People inherently speak with their hands, signaling joy, pain, or emphasis. More videogame characters should do the same. They should act. And to act, they need to ...
Job 2: Be a Character
By character, I mean personality. How they look. How they behave. In a third-person game, plenty of thought goes into character. Why do they wear their hair this way or tuck their thermal sweater that way? One argument against designing hands with too much character in a first-person game is that they shouldn't be a visual distraction. The hands should be blank slates, vessels through which players experience the world. Gun rests, basically.
This idea of an unobtrusive vessel isn't limited to the FPS genre. "Leaving room for the player's personality" is an excuse that has launched a thousand bald space marines, bare-chested barbarians, and black-masked ninjas in a variety of games.
The FPS equivalent of these bargain bin character designs is the "gloved" hand. Often super glued to its weapon, the glove hand comes in one color (black) and one emotion (fearless). It is characterless.
Irrational Games, the creators of System Shock 2 and BioShock, put a twist on blank slate hand design and in so doing have put more character in their protagonist's hands than all of their competitors' combined. The nameless hero's hands are bare. No watches, rings or brass knuckles. No brand logos. No gloves. The left hand has a tattoo of a chain and a cotton long-sleeve shirt reaches up the forearm to the wrist. Alone, they're not particularly memorable.
In the game's world, plasmids are bioengineered injections that provide users with the power to manipulate ice, electricity, fire, air, and some character's minds. When the player activates a plasmid, it manifests through the hero's hands that tremble with frost or glow red with heat. Each plasmid shapes the boney structure with emotion: the fingers curl, dangle, or stretch.
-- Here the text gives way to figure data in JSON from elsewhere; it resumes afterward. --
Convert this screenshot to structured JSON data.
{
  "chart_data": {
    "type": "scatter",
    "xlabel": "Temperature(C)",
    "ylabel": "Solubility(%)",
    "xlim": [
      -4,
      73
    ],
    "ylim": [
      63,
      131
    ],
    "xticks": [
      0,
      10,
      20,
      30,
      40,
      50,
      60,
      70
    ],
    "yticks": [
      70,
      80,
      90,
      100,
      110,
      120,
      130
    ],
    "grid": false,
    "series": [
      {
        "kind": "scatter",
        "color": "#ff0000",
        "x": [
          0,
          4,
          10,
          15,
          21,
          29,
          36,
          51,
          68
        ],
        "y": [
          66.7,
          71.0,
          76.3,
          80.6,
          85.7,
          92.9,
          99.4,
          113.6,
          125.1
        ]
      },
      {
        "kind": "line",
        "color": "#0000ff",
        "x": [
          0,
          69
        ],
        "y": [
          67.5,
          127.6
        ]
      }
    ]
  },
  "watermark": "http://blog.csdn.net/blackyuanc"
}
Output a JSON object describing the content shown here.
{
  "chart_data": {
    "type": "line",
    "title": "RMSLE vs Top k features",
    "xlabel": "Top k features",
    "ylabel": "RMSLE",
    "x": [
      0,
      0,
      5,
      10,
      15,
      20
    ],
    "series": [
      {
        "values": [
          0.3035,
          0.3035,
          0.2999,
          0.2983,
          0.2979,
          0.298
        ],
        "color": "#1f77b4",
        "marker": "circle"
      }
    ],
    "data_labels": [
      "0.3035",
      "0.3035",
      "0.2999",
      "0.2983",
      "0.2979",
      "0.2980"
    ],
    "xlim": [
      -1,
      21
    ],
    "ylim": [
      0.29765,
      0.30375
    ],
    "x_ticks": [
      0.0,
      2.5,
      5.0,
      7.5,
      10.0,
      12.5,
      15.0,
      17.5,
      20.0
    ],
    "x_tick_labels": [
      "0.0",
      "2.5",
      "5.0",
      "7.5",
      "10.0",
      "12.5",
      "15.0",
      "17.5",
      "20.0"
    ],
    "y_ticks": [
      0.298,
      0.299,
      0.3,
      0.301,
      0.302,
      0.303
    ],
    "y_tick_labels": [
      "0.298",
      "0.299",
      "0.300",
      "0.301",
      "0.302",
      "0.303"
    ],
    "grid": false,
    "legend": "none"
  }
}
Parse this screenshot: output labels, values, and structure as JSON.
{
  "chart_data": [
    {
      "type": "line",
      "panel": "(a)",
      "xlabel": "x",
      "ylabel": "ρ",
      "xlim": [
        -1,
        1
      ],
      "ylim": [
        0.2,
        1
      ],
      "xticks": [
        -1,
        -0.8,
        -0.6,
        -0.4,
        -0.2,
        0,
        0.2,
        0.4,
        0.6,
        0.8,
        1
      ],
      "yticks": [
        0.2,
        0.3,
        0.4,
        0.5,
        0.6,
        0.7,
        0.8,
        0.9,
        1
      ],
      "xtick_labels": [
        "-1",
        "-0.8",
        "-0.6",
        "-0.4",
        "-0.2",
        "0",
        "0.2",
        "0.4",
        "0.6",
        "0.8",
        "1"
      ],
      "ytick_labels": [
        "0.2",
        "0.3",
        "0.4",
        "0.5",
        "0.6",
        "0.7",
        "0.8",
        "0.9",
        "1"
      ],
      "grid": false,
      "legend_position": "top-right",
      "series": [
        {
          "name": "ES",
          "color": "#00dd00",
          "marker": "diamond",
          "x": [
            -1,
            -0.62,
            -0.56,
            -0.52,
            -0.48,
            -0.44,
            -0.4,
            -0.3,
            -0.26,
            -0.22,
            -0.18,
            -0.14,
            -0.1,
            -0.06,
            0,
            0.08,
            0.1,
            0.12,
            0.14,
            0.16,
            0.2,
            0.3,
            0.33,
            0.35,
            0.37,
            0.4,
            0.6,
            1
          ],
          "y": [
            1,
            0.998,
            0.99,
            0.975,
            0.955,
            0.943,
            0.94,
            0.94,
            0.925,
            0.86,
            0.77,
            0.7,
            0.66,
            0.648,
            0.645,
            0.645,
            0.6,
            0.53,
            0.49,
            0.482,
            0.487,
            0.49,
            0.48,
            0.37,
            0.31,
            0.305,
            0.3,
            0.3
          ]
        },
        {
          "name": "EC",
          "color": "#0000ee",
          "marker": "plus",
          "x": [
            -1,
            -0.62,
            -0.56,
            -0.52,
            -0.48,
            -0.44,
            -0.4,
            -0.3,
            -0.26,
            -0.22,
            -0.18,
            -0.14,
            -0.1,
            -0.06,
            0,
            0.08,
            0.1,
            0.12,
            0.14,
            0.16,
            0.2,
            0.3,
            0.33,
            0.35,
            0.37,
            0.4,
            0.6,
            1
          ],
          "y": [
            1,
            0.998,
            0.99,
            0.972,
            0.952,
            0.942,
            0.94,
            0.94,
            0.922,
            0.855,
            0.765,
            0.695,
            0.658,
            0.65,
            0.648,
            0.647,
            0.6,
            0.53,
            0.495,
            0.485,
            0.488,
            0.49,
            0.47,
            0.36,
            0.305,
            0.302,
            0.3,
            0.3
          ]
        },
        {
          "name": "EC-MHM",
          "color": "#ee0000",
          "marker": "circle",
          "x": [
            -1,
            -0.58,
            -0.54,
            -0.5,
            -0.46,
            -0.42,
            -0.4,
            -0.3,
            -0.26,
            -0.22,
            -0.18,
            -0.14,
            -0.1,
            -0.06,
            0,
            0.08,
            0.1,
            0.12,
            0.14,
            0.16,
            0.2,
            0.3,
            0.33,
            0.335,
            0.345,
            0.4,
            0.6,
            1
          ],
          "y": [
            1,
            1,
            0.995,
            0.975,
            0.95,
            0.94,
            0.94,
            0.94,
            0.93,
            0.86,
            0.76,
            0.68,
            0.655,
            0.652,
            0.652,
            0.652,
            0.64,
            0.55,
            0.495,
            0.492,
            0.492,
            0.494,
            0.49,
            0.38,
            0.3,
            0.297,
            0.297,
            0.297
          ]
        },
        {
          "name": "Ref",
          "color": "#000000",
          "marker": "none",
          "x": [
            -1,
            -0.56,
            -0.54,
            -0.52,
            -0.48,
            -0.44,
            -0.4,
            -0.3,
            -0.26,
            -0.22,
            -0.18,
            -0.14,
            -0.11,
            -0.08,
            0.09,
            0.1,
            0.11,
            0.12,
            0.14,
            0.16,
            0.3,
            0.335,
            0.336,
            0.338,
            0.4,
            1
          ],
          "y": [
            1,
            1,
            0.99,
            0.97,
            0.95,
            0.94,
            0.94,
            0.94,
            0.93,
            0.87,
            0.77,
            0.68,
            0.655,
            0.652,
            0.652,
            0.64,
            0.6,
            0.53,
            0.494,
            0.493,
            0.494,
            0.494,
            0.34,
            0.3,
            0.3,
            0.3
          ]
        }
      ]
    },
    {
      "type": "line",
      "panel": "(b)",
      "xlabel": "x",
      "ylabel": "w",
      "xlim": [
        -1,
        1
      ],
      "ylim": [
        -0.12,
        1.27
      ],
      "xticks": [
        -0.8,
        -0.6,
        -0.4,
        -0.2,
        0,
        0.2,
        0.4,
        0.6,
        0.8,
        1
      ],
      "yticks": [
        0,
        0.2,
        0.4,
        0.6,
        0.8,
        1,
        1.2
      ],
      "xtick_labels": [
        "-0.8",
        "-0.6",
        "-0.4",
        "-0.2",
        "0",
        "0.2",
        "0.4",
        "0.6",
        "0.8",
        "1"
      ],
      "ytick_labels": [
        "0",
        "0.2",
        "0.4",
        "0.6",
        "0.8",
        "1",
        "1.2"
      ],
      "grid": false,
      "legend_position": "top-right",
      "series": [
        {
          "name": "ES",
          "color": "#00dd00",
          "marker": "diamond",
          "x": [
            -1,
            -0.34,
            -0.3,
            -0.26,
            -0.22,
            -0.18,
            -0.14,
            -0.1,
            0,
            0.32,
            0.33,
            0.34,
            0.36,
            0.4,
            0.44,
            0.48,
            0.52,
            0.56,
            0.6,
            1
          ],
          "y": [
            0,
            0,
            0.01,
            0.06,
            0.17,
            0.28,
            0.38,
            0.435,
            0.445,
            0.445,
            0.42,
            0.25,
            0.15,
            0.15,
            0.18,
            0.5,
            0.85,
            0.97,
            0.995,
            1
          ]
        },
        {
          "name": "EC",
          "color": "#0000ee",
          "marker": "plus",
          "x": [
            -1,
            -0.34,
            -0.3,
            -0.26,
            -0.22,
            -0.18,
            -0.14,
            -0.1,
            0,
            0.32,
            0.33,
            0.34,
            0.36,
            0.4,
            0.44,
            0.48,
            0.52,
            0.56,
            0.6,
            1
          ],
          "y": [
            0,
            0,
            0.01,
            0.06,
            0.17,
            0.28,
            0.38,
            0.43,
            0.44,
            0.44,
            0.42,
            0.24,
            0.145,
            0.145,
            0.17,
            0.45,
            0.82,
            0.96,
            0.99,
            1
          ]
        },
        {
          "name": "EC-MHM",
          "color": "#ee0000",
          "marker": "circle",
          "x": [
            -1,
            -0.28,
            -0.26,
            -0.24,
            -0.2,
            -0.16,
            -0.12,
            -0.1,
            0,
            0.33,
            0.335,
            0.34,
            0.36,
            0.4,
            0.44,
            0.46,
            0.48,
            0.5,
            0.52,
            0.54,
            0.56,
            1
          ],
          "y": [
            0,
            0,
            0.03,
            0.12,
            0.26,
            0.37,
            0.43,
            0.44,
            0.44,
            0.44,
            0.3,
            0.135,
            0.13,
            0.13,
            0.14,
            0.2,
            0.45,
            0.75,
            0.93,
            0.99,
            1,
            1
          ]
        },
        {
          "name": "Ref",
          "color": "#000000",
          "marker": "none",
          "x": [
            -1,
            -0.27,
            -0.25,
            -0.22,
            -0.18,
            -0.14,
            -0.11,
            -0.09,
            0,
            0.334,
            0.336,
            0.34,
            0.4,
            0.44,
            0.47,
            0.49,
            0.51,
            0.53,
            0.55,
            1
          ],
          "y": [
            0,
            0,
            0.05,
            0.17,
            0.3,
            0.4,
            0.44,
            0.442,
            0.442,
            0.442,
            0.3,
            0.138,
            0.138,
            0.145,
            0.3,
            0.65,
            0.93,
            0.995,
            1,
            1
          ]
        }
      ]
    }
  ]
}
At first an inconspicuous gun rest, the hands in BioShock transform to match the player's style. The player does not feel like the man controlling a nameless guy who points at an enemy to unleash bees and ice. The player feels like the hero who has bees and ice clustering inside his arms, forcing them out through a blistered palm. Irrational found a way for the player to literally layer character onto the generic hands.
Every game isn't a sci-fi, plasmid-soaked epic like BioShock. But people can carry guns differently. Hold a pistol sideways. Sling a rocket launcher over the shoulder. Even change gloves - maybe try mittens!
Hand designs may look generic, but players deserve to imbue them with emotion or swagger. Or at least modify them. In the third-person genre, a character must look like he or she belongs in the world. We shouldn't settle for black gloves in Iraq or Mars and under the sea.
Job 3. Communicate
Character and performance add polish and personality to a product, but the most important role the hands serve is the practical one. The hands are the tools we use to communicate with a first-person shooter. They fire our weapons, open doors, climb ledges. Typically it's a one-way conversation, us talking to the game, but more ambitious titles are using hands to relay info back to the player, creating more tangible worlds.
Developers have begun to understand that hands - like their third-person full-bodied counterparts - can provide context for virtual space. In a third-person game, when the character is near an edge and begins to lose their footing, they waves their arms for balance; when they, approach a movable block, they brace against it with their shoulders. In a first-person shooter, the character should do the same.